The video shows the black plume of the oil and a white plume which industry experts said was natural gas escaping into the water.
BP said the video was released only today because the it had not received a request for the video until Monday.
equests for the video to the White House and the Coast Guard had been referred to BP, because as a Coast Guard officials told reporters today, “the video is BP’s.”
White House and Coast Guard officials rejected suggestions that they had ceded too much control of the oil spill to BP. “In this case, the Coast Guard encouraged BP to make (the) video responsive to requests available to the press and today they did,” the Coast Guard said in a statement.

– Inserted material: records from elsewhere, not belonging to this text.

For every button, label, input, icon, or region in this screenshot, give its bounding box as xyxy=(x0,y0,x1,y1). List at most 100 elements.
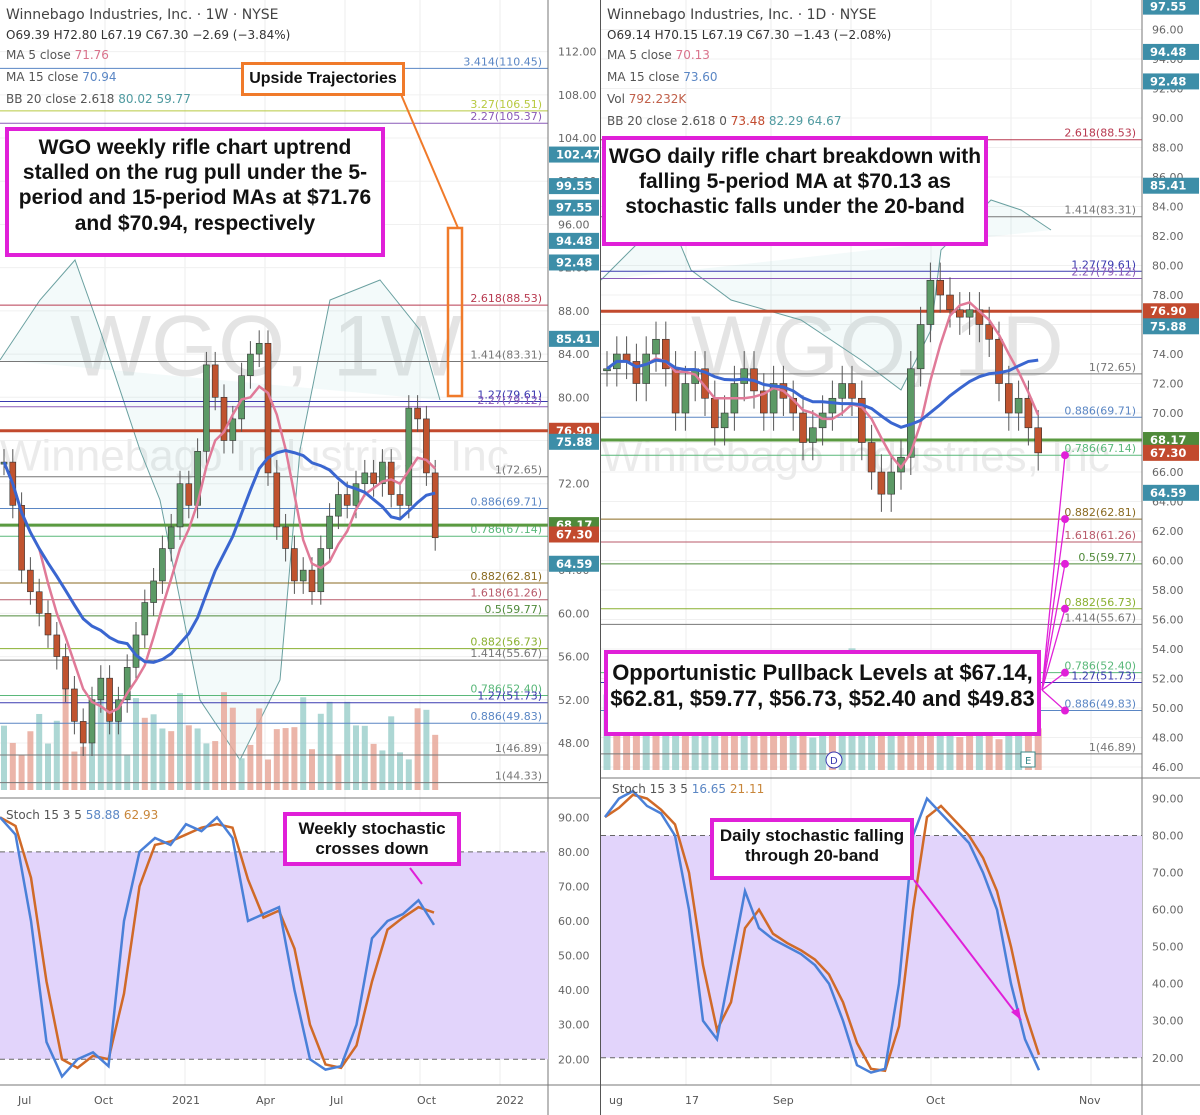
daily-stoch-legend: Stoch 15 3 5 16.65 21.11 xyxy=(612,782,764,796)
fib-label: 1(46.89) xyxy=(1089,741,1136,754)
price-tick: 46.00 xyxy=(1152,761,1184,774)
volume-bar xyxy=(36,713,43,790)
price-tick: 82.00 xyxy=(1152,230,1184,243)
candle-body xyxy=(326,515,333,549)
stoch-tick: 40.00 xyxy=(558,984,590,997)
time-label: Apr xyxy=(256,1094,276,1107)
fib-label: 1.27(51.73) xyxy=(477,690,542,703)
price-tick: 56.00 xyxy=(558,651,590,664)
candle-body xyxy=(352,483,360,506)
price-tick: 96.00 xyxy=(558,218,590,231)
price-tick: 108.00 xyxy=(558,89,597,102)
volume-bar xyxy=(317,713,324,790)
stoch-tick: 50.00 xyxy=(1152,941,1184,954)
candle-body xyxy=(857,397,866,443)
fib-label: 0.886(69.71) xyxy=(1064,404,1136,417)
price-tag xyxy=(1143,73,1199,90)
fib-label: 2.618(88.53) xyxy=(470,292,542,305)
volume-bar xyxy=(652,708,660,770)
weekly-chart-canvas[interactable]: WGO, 1WWinnebago Industries, Inc3.414(11… xyxy=(0,0,600,1115)
bb-lower: 59.77 xyxy=(156,92,191,106)
volume-bar xyxy=(115,705,122,790)
fib-label: 2.27(79.12) xyxy=(477,394,542,407)
volume-bar xyxy=(414,708,421,790)
volume-bar xyxy=(265,759,271,790)
volume-bar xyxy=(71,751,78,790)
fib-label: 0.5(59.77) xyxy=(1078,551,1136,564)
price-tag-label: 67.30 xyxy=(556,527,592,541)
volume-bar xyxy=(97,691,104,790)
bb-mid: 73.48 xyxy=(730,114,766,128)
price-tag-label: 92.48 xyxy=(1150,74,1186,88)
price-tag-label: 76.90 xyxy=(1150,304,1186,318)
bollinger-band xyxy=(0,259,441,761)
price-tag xyxy=(1143,432,1199,449)
ma15-value: 73.60 xyxy=(683,70,718,84)
volume-bar xyxy=(45,743,51,790)
stoch-d-value: 62.93 xyxy=(123,808,159,822)
volume-bar xyxy=(711,711,719,770)
volume-bar xyxy=(273,729,280,790)
fib-label: 1(72.65) xyxy=(1089,361,1136,374)
pullback-dot xyxy=(1061,451,1069,460)
stoch-tick: 30.00 xyxy=(1152,1015,1184,1028)
candle-body xyxy=(88,699,96,744)
pullback-connector xyxy=(1041,689,1066,712)
candle-body xyxy=(936,279,945,296)
candle-body xyxy=(946,294,954,311)
time-label: Jul xyxy=(17,1094,31,1107)
fib-label: 0.886(69.71) xyxy=(470,495,542,508)
ma5-label: MA 5 close xyxy=(607,48,672,62)
price-tick: 88.00 xyxy=(1152,142,1184,155)
candle-body xyxy=(809,427,817,443)
volume-bar xyxy=(868,732,876,770)
candle-body xyxy=(27,569,34,593)
candle-body xyxy=(642,353,651,384)
volume-bar xyxy=(133,698,139,790)
fib-label: 0.786(52.40) xyxy=(470,682,542,695)
time-label: Sep xyxy=(773,1094,794,1107)
daily-chart-panel[interactable]: WGO, 1D Winnebago Industries, Inc 2.618(88… xyxy=(601,0,1200,1115)
candle-body xyxy=(1024,397,1033,429)
time-label: ug xyxy=(609,1094,623,1107)
upside-arrow xyxy=(399,91,459,229)
fib-label: 1(72.65) xyxy=(495,464,542,477)
price-tick: 112.00 xyxy=(558,46,597,59)
volume-bar xyxy=(256,708,263,790)
pullback-dot xyxy=(1061,668,1069,677)
volume-bar xyxy=(1015,729,1023,770)
vol-value: 792.232K xyxy=(628,92,687,106)
daily-title: Winnebago Industries, Inc. · 1D · NYSE xyxy=(607,7,877,23)
price-tick: 78.00 xyxy=(1152,289,1184,302)
candle-body xyxy=(711,397,719,429)
price-tag-label: 85.41 xyxy=(556,332,592,346)
daily-legend: Winnebago Industries, Inc. · 1D · NYSE O… xyxy=(607,4,891,132)
volume-bar xyxy=(388,716,395,790)
volume-bar xyxy=(1034,728,1042,770)
weekly-chart-panel[interactable]: WGO, 1WWinnebago Industries, Inc3.414(11… xyxy=(0,0,601,1115)
volume-bar xyxy=(27,731,34,790)
price-tick: 52.00 xyxy=(558,694,590,707)
candle-body xyxy=(282,526,289,549)
candle-body xyxy=(71,688,78,722)
volume-bar xyxy=(80,746,87,790)
weekly-main-annotation: WGO weekly rifle chart uptrend stalled o… xyxy=(5,127,385,257)
price-axis: 46.00 48.00 50.00 52.00 54.00 56.00 58.00 60.00… xyxy=(1141,0,1199,1115)
fib-label: 0.786(67.14) xyxy=(1064,442,1136,455)
volume-bar xyxy=(405,759,412,790)
candle-body xyxy=(97,677,105,701)
volume-bar xyxy=(975,710,983,770)
volume-bar xyxy=(141,717,148,790)
candle-body xyxy=(1034,427,1043,454)
daily-ohlc: O69.14 H70.15 L67.19 C67.30 −1.43 (−2.08… xyxy=(607,28,892,42)
volume-bar xyxy=(9,742,16,790)
candle-body xyxy=(291,548,298,582)
fib-label: 2.618(88.53) xyxy=(1064,127,1136,140)
vol-label: Vol xyxy=(607,92,625,106)
price-tick: 60.00 xyxy=(1152,555,1184,568)
candle-body xyxy=(828,397,837,414)
volume-bar xyxy=(291,727,298,790)
volume-bar xyxy=(623,726,631,770)
volume-bar xyxy=(613,732,621,770)
candle-body xyxy=(370,472,377,485)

Up to this point, outside specialists like Ian MacDonald, a Florida State University oceanography professor who specializes in tracking oil seeps in the ocean, have been forced to base their projections on satellite images of the oil slick. The accuracy of such estimates has been challenged because chemical dispersants, sunlight and the powerful Gulf tides are believed to have made large swaths of the oil difficult to detect. MacDonald, for one, believes as much as five times more oil than is currently estimated could be in the Gulf.
As the disaster now marks 24 days since the Deepwater Horizon caught fire on April 20th and sank, BP continues to work with its “top hat” dome dropped into the bottom of the ocean to attempt to stem the leak.
Meanwhile, oil continues to spew at an estimated 5,000 barrels a day into the ocean about 40 miles south of the Louisiana coast. Clean-up costs have reached $450 million, from the $350 million it estimated on Monday.
Reports continue of tar balls washing up on Louisiana beaches, as states marshal their clean-up forces.
BP continues to use oil booms and dispersants to fight the spill, including a technique of skimming oil from the top of the ocean.